Justify will bid for Triple Crown in 'quirky' Belmont
Baltimore — Justify keeps showing something new each time he races.
In the Kentucky Derby, he showed he could run in the mud in a crowded, 20-horse field. In the Preakness, he showed he could withstand the challenge of a top rival pressing him early and hold off others before the finish line — also in the mud.
For his next trick, he’ll need to show he can endure the grueling 1 1/2-mile Belmont in New York on June 9.
And it he does that, Justify will become horse racing the second Triple Crown winner in four years.
“If you’re a superior horse, you can do it,” trainer Bob Baffert said Sunday. “I’ve seen horses go a mile and a half and they never won again. It’s a weird, quirky race, but I don’t see why though he wouldn’t handle it.”
Had the Preakness been another tenth of a mile, a hard-charging Bravazo might’ve passed Justify and ended the Triple Crown bid on Saturday.
Bravazo will go to the Belmont where Justify will have plenty of familiar challenges — and a fresh ones — standing in the way of becoming the 13th horse to win the Triple Crown.
In addition to Bravazo, Kentucky Derby horses Hofburg, Vino Rosso and Free Drop Billy and Preakness horse Tenfold are among those likely to challenge Justify in what’s considered the most difficult race on the Triple Crown trail.
Bravazo is “a tough little horse, and I think his pedigree will let him run that far,” trainer D. Wayne Lukas said. “So, we’ll take him on and see what happens.”
Justify’s run in the Kentucky Derby was convincing enough to scare off a few opposing owners and trainers from the Preakness. Given the fatigue of difficult races two weeks apart, they could see Justify as beatable at the Belmont.
Baffert, who had three near-misses with Silver Charm, Real Quiet and War Emblem before American Pharoah broke the 37-year Triple Crown drought in 2015, said Justify is built to power through the fatigue caused by running on the slop twice against high-caliber competition.
“You do hate to keep running on these wet tracks because it does take a little bit out of them,” Baffert said before Justify flew back to Louisville, Kentucky, for some rest and more training. “It can be tough.

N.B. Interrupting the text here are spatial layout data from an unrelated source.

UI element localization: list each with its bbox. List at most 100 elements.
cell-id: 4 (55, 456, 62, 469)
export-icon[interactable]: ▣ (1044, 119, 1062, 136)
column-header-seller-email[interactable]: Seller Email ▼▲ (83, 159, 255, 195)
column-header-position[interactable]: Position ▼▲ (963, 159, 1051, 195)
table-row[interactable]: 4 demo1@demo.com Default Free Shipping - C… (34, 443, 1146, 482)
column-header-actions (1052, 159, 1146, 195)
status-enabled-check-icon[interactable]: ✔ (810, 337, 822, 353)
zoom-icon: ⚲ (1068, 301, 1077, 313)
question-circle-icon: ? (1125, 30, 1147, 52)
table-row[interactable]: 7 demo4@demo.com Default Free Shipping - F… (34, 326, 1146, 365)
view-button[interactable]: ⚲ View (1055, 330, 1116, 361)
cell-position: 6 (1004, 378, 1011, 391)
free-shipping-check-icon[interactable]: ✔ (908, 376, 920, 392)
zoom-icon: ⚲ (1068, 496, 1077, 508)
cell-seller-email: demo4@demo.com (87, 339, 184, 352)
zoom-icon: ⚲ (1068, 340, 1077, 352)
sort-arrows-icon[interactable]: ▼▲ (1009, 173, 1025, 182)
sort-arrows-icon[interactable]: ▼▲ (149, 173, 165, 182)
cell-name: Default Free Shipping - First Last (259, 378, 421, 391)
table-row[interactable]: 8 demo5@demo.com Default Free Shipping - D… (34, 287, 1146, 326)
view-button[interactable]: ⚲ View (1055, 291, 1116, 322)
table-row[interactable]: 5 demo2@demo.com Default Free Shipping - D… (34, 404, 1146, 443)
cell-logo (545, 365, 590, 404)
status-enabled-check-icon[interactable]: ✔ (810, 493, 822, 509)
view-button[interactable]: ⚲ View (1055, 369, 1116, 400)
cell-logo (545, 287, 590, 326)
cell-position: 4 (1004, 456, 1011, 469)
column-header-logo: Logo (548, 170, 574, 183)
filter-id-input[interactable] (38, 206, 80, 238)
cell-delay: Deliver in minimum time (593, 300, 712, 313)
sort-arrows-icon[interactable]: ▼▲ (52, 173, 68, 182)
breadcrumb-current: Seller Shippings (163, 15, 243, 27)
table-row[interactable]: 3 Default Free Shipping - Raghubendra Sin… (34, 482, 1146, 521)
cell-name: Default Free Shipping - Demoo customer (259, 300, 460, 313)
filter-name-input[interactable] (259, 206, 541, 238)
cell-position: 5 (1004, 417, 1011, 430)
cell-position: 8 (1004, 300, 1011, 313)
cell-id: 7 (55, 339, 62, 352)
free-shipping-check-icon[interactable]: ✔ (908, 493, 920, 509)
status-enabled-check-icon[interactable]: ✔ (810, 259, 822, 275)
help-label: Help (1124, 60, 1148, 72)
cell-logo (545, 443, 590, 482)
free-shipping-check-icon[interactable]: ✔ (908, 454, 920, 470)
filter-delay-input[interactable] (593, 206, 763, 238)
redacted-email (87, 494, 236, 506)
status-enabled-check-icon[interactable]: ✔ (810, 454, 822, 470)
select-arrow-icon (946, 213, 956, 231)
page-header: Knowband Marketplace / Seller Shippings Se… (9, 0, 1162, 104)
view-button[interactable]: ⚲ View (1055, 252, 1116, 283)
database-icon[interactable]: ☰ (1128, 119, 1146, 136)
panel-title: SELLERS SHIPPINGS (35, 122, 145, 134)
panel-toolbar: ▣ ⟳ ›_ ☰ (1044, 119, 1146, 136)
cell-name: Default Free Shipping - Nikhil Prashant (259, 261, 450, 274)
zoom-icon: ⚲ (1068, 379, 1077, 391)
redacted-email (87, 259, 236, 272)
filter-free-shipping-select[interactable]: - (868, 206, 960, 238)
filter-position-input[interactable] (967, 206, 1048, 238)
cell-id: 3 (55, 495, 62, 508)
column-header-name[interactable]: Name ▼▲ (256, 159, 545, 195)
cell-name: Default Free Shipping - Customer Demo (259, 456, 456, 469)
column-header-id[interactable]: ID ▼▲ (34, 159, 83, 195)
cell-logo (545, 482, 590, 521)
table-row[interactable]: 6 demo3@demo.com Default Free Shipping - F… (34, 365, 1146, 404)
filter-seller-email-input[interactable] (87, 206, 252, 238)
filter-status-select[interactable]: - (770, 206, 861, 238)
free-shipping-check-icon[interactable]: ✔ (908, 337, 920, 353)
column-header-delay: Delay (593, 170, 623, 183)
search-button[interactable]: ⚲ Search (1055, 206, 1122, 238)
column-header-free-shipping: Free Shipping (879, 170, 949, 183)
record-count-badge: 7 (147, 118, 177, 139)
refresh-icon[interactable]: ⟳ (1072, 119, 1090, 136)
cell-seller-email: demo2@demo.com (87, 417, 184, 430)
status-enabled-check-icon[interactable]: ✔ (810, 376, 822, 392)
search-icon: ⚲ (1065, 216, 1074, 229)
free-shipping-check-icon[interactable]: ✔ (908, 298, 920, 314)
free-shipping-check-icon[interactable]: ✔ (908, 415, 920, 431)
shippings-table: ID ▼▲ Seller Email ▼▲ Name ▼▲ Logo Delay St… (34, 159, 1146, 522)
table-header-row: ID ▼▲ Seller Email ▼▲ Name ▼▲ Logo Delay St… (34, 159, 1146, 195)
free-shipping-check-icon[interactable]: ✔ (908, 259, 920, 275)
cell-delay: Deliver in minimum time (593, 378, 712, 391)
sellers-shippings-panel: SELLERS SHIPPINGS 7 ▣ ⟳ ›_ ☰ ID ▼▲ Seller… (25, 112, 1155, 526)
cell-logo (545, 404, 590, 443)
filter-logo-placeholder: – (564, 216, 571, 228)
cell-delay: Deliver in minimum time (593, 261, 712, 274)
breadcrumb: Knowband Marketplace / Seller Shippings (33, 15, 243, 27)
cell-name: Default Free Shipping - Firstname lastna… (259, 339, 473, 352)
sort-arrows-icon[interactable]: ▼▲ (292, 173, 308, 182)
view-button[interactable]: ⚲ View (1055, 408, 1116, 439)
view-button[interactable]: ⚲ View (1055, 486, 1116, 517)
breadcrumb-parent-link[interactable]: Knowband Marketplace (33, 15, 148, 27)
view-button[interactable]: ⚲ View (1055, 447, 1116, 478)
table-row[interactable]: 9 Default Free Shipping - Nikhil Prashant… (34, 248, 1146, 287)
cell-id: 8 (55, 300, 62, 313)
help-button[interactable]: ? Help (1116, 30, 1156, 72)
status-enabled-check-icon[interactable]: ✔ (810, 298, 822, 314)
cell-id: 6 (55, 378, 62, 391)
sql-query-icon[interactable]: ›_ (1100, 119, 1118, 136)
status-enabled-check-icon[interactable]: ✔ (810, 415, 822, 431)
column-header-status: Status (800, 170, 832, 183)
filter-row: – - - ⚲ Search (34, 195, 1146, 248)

It’s not as tough on him because he’s a big horse. He can handle it. He was blowing pretty good, he got a good blow out of (the Preakness), but he wasn’t as tired as we thought he was.”
As gassed as Justify looked at the wire in the Preakness, jockey Mike Smith is convinced the undefeated colt could have run longer and picked up the pace if asked.
Finishing a half-length ahead of Bravazo made it by far Justify’s closest victory of his five, but it counts just the same.
“Although he got tired (Saturday), he was also looking around a bit at the end,” Smith said. “I certainly could have got after him a whole lot more a lot earlier and made him do a little more, as well.”